The further stiffening of anti-immigration measures in the United States will create greater difficulties for the millions of immigrants from Latin America and the Caribbean, whose remittances, which totaled $53.6 billion in 2005, are a key source of income for their families in their countries of origin.
Some 500,000 undocumented immigrants make it into the United States every year, but around 1.5 million are captured and deported.
The new stretches of fencing and tighter controls will further limit the areas where migrants attempt to cross the border, generating even more victims of thirst and exposure in remote desert areas and driving up the payment demanded by the "coyotes," or people smugglers, say observers.
In May, the Bush administration began to deploy thousands of National Guard troops along the border to assist the Border Patrol agents.
Last year, 472 people died in their attempt to cross the U.S.-Mexican border, compared with 254 in 1998, the U.S. Government Accountability Office reported earlier this month.
Some 40 million people of Latin American birth or descent live in the United States today.

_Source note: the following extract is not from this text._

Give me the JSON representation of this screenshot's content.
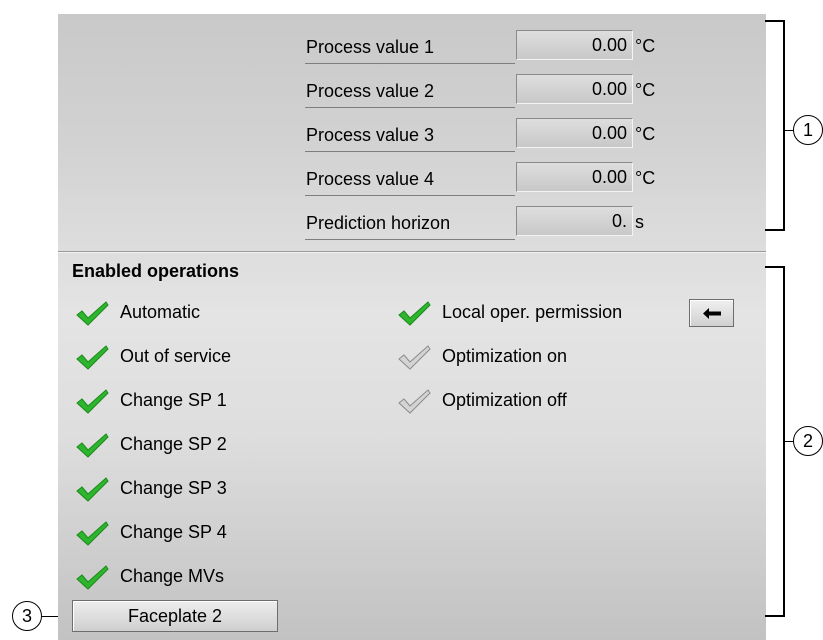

Since January, the governments of five countries of Central America, Colombia, the Dominican Republic and Mexico have held periodic meetings to join forces against the U.S. plan to extend the fencing along portions of the border and to push for immigration reform that would create guest-worker programs and allow undocumented immigrants living in the United States to legalize their status.
However, their efforts met with frustration.
This week, lawmakers from Latin America, Spain and Portugal meeting in the Uruguayan capital pronounced themselves against the construction of border fencing and walls aimed at keeping out migrants, adding their voice to that of non-governmental organizations.
And between March and May, hundreds of thousands of immigrants held the largest such demonstrations ever in the United States, to protest immigration policies -- but to no avail, as demonstrated by Friday's vote in Congress.